SLO County supervisors, San Luis Coastal school district approve PG&E settlement
Both the San Luis Coastal Unified School District and the San Luis Obispo County Board of Supervisors have approved PG&E’s proposed $85 million settlement to help the county cope with the economic loss when Diablo Canyon nuclear power plant closes in 2025.
That leaves a coalition of six cities — Arroyo Grande, Atascadero, Morro Bay, Paso Robles, Pismo Beach and San Luis Obispo — that still needs to approve their portion of the proposal before it can go before the California Public Utilities Commission. City councils are expected to review the settlement later this month.
The San Luis Coastal Unified School District Board of Trustees unanimously approved the proposal during a closed-session meeting Tuesday.
“(PG&E’s) conversations with the schools were earnest, collaborative, and this is a good result,” board President Marilyn Rodger said after the announcement. “The agreement is a fair way to mitigate some of the economic impacts. The agreement provides some certainty about our funding for the next nine years, and the establishment of the foundation also gives us a jumpstart in finding ways to generate revenue after Diablo’s closure.”
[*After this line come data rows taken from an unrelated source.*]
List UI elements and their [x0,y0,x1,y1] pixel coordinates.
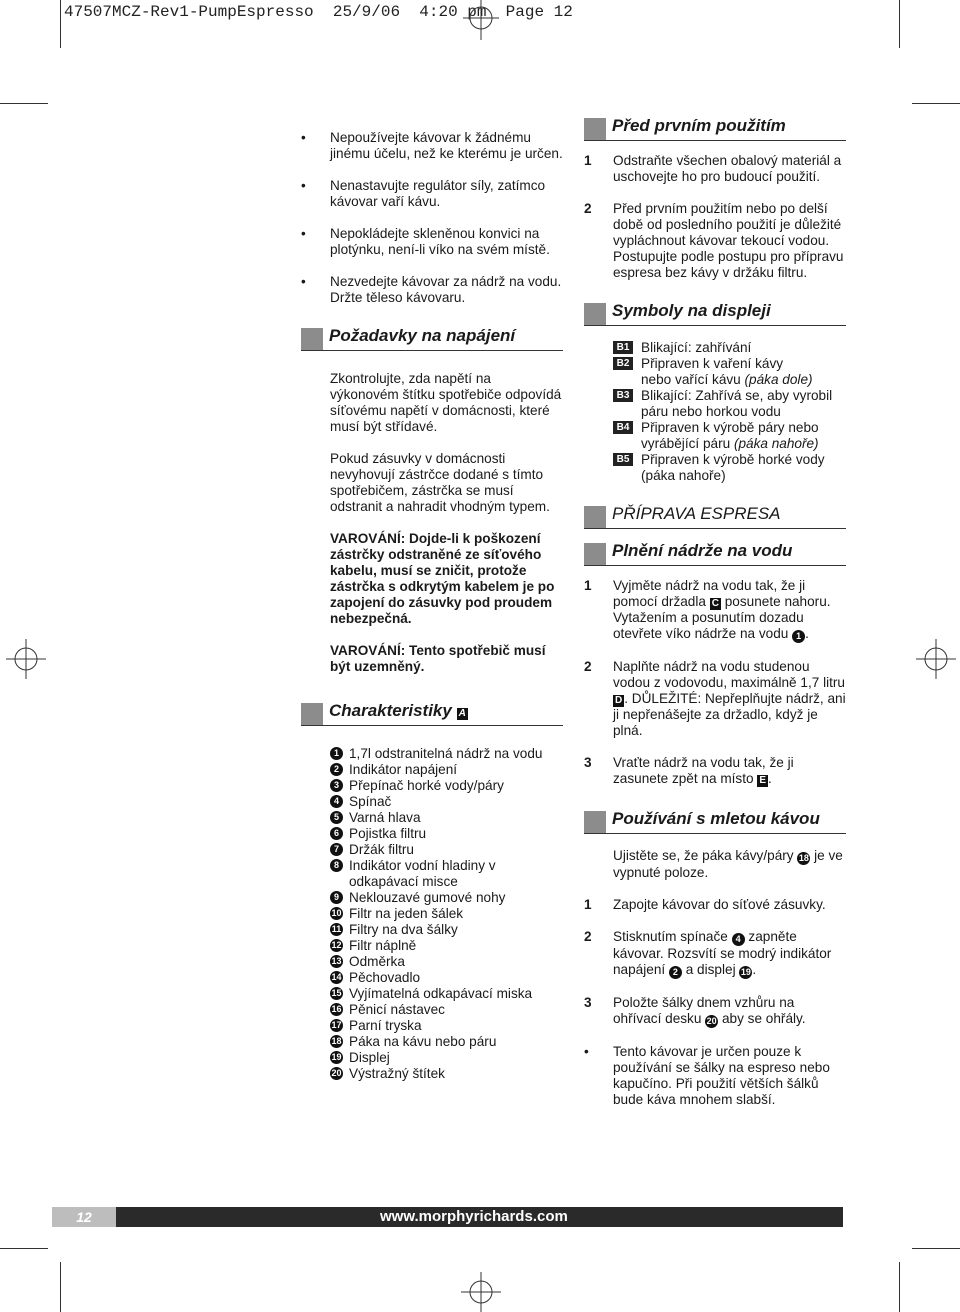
callout-number: 11 [331,924,342,934]
callout-number: 3 [330,779,343,792]
feature-item [301,922,563,938]
feature-label: Výstražný štítek [349,1066,445,1081]
crop-mark [899,0,900,48]
callout-number: 16 [331,1004,342,1014]
symbols-list [584,340,846,484]
section-heading-first-use: Před prvním použitím [584,118,846,141]
numbered-step: 1 Vyjměte nádrž na vodu tak, že ji pomocí držadla C posunete nahoru. Vytažením a posunutím dozadu otevřete víko nádrže na vodu 1 . [584,578,831,641]
symbol-label: Blikající: Zahřívá se, aby vyrobil [641,388,833,403]
heading-square [301,703,323,725]
features-list [301,746,563,1082]
section-heading-prep: PŘÍPRAVA ESPRESA [584,506,846,529]
symbol-item [584,452,846,484]
display-symbol-icon: B3 [613,389,633,402]
crop-mark [0,1248,48,1249]
feature-label: Pěchovadlo [349,970,421,985]
feature-item [301,1034,563,1050]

The county Board of Supervisors also received an update on the proposal at its meeting Tuesday, after previously approving it in closed session in November.
“This was a joint collaborative effort between the cities, the county and PG&E, and I appreciate that,” 4th district Supervisor Lynn Compton said after the update. “It is still a sad day when our No. 1 employer, our No. 1 tax contributor is going to close in the future, and we see it happening. And it does concern me what happens to the economy of this county.”
The proposal allocates $75 million to local agencies to make up for the loss of property taxes as the plant shuts down, plus $10 million to an economic development fund that would help encourage job creation in the county.
It also promises funding for emergency management services throughout the decommissioning process, something that is expected to take 15 to 25 years. Depending on its length, this could net the county another $37.5 million to $62.5 million.
That brings the entire settlement package to between $122.5 million and $147.5 million.
The settlement package comes after the county, school district and a coalition of cities protested the original $49.5 million PG&E promised in support when it announced the closure in June, saying it did not adequately consider the potential $1 billion annual impact on San Luis Obispo County’s economy.
The largest portion of the new agreement will go toward making up for lost property taxes. Of that, San Luis Coastal would get about $36.8 million over the next nine years until the plant closes in 2025. It plans to put $2 million a year for the first five years into an endowment fund to help offset revenue losses after the plant closes.
The county would receive about $28 million over that same nine-year span.
The new $10 million in economic development funds could be used to encourage local companies to expand or recruit businesses to San Luis Obispo County, helping to at least partially fill the anticipated hole in the economy once the power plant closes. Officials are especially concerned because of the plant’s head-of-household jobs; in 2014, the Diablo Canyon paid about 1,500 employees an average annual salary of $157,000.
The economic development funds will be distributed among the county and the coalition of cities; another $400,000 will be dedicated to a study into economic response strategies. Of the county’s amount, $192,000 will be allocated to the city of Grover Beach (the only city in the county that chose not to participate in the coalition of cities).
The proposal doesn’t address whether the plant could be utilized for water desalination after its closure; PG&E continues to say that is infeasible, though the county has said it will continue to push for that option in future discussions.
Once approved by local groups, the proposal will still be subject to approval by the California Public Utilities Commission as a modification to PG&E’s application to close the nuclear power plant. The CPUC is expected to consider the utility’s entire application in mid-2017.
Kaytlyn Leslie: 805-781-7928, @kaytyleslie
What you need to know about the settlement
- $75 million would go to offset property tax losses by the school district, county and 69 other special districts.
- $10 million would go for economic development efforts in the county and cities. It will be divided into three parts: a $400,000 study to evaluate strategies; $5.76 million to the coalition of cities; and $3.84 million to the county, which will share part of that with Grover Beach.
- Between $37.5 million and $62.5 million would go toward local emergency planning efforts until all spent fuel is in dry cask storage and the two nuclear reactors are fully decommissioned.
- PG&E will make no decisions on reuse or sale of the land surrounding the plant, including Wild Cherry Canyon, until it has completed a decommissioning plan with input from the community.
- Negotiations can reopen after the release of an economic impact report required by a state bill authored by Sen. Bill Monning, D-Monterey, and outgoing Assemblyman Katcho Achadjian.
- Ratepayers will foot the cost of the entire deal.